Tuesday, January 03, 2012
I accidentally made something healthy. Don't tell anyone. I was inspired by the great deal on tinned pumpkin and the understanding that my family does not like tinned pumpkin. I did what any sane person would do-I shoved it into brownies. I didn't try to fool anyone (I don't think sneaking things into people's food is a decent thing to do) and when Danny was told it had pumpkin he made a face, but tried it anyway (I mean, come on-it is still a brownie). He really liked them. I mean, really liked them which is great because they are very easy to make, and I bought a lot of pumpkin. There, I used tinned pumpkin in something that isn't disgusting. Where's my award?
I will note that a very dark cocoa makes this seem more indulgent than it is. I buy the inexpensive Hershey's Special Dark cocoa powder (They aren't paying me to do so) as I think it is a good quality product for the price. I can't randomly purchase cocoa and other baking products due to Danny's allergies and cross-contamination concerns, but feel free to use any sort you like. I'm not about to tell you what cocoa to like. I used to really like Droste before it was ten dollars a box.
You Will Need:
4 large eggs at room temperature
1 1/2 cups sugar
1 cup unsweetened tinned pumpkin
1 tablespoon vanilla extract
1 tablespoon cooking oil (I used corn, but any will do)

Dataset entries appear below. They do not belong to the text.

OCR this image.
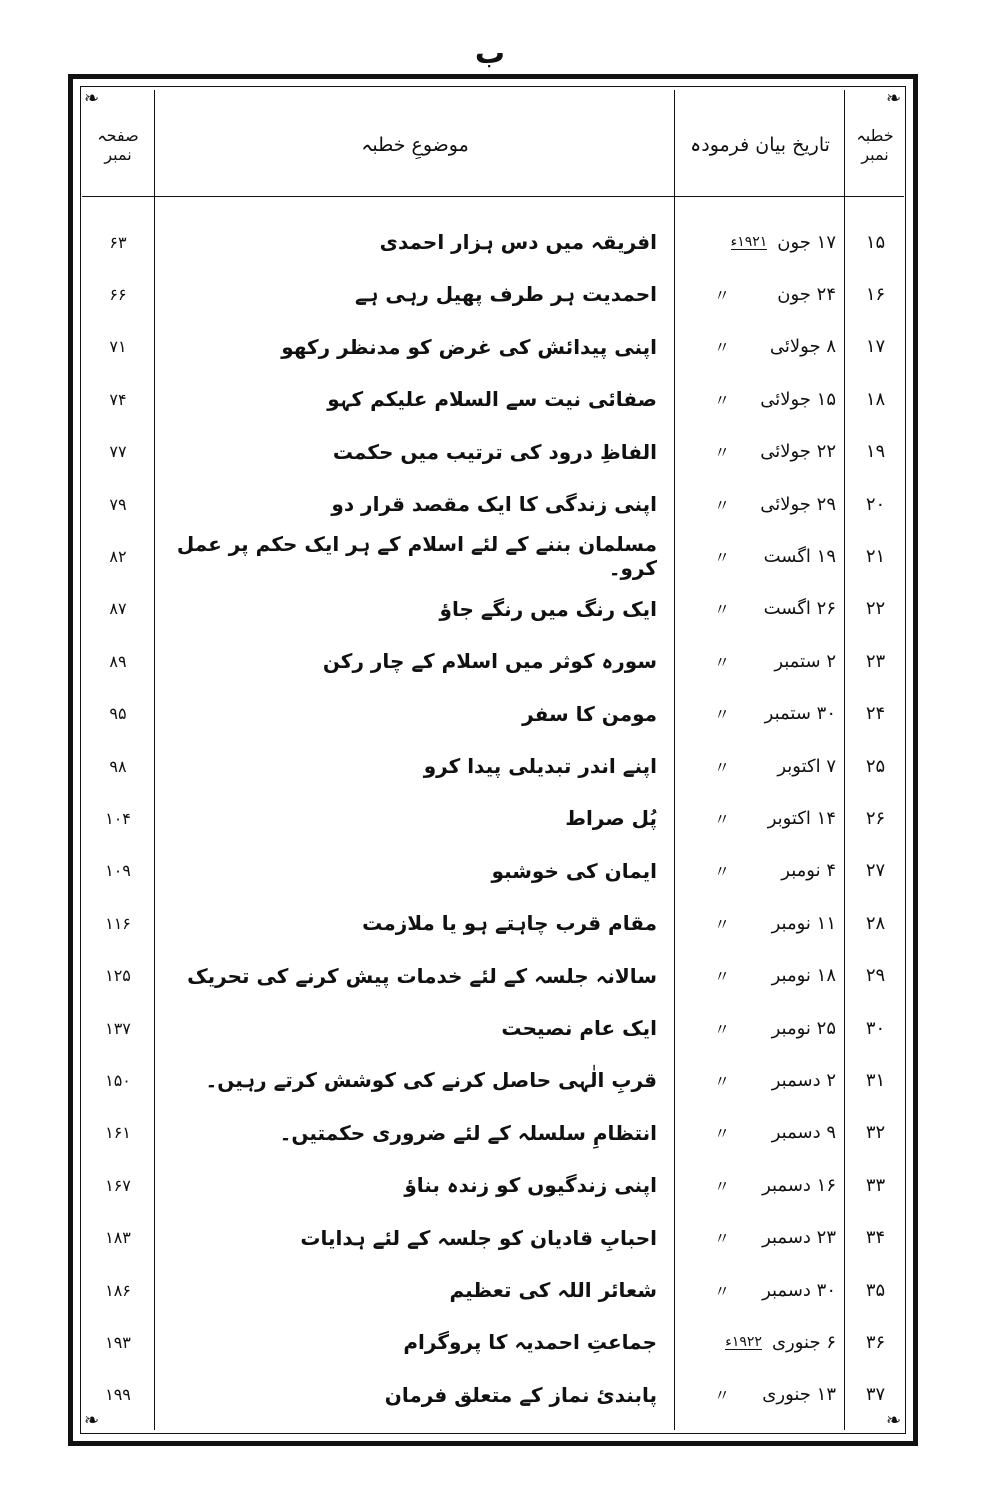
ب
❧	❧
❧	❧
خطبہ نمبر
تاریخ بیان فرمودہ
موضوعِ خطبہ
صفحہ نمبر
۱۵
۱۷ جون
۱۹۲۱ء
افریقہ میں دس ہزار احمدی
۶۳
۱۶
۲۴ جون
〃
احمدیت ہر طرف پھیل رہی ہے
۶۶
۱۷
۸ جولائی
〃
اپنی پیدائش کی غرض کو مدنظر رکھو
۷۱
۱۸
۱۵ جولائی
〃
صفائی نیت سے السلام علیکم کہو
۷۴
۱۹
۲۲ جولائی
〃
الفاظِ درود کی ترتیب میں حکمت
۷۷
۲۰
۲۹ جولائی
〃
اپنی زندگی کا ایک مقصد قرار دو
۷۹
۲۱
۱۹ اگست
〃
مسلمان بننے کے لئے اسلام کے ہر ایک حکم پر عمل کرو۔
۸۲
۲۲
۲۶ اگست
〃
ایک رنگ میں رنگے جاؤ
۸۷
۲۳
۲ ستمبر
〃
سورہ کوثر میں اسلام کے چار رکن
۸۹
۲۴
۳۰ ستمبر
〃
مومن کا سفر
۹۵
۲۵
۷ اکتوبر
〃
اپنے اندر تبدیلی پیدا کرو
۹۸
۲۶
۱۴ اکتوبر
〃
پُل صراط
۱۰۴
۲۷
۴ نومبر
〃
ایمان کی خوشبو
۱۰۹
۲۸
۱۱ نومبر
〃
مقام قرب چاہتے ہو یا ملازمت
۱۱۶
۲۹
۱۸ نومبر
〃
سالانہ جلسہ کے لئے خدمات پیش کرنے کی تحریک
۱۲۵
۳۰
۲۵ نومبر
〃
ایک عام نصیحت
۱۳۷
۳۱
۲ دسمبر
〃
قربِ الٰہی حاصل کرنے کی کوشش کرتے رہیں۔
۱۵۰
۳۲
۹ دسمبر
〃
انتظامِ سلسلہ کے لئے ضروری حکمتیں۔
۱۶۱
۳۳
۱۶ دسمبر
〃
اپنی زندگیوں کو زندہ بناؤ
۱۶۷
۳۴
۲۳ دسمبر
〃
احبابِ قادیان کو جلسہ کے لئے ہدایات
۱۸۳
۳۵
۳۰ دسمبر
〃
شعائر اللہ کی تعظیم
۱۸۶
۳۶
۶ جنوری
۱۹۲۲ء
جماعتِ احمدیہ کا پروگرام
۱۹۳
۳۷
۱۳ جنوری
〃
پابندیٔ نماز کے متعلق فرمان
۱۹۹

1 1/4 cups cocoa powder sifted with 1 cup plain flour
Grease a 9x13 pan. Preheat the oven to 350 degrees F.
In a large bowl, beat the sugar and eggs together until light in colour, and thick. Beat in the vanilla, pumpkin, and oil. Sift the combined flour and cocoa over the mixture lightly and very gently fold in until combined.
Pour into pan and bake 25 minutes or until it tests done. Cool in pan on rack. Cut into squares.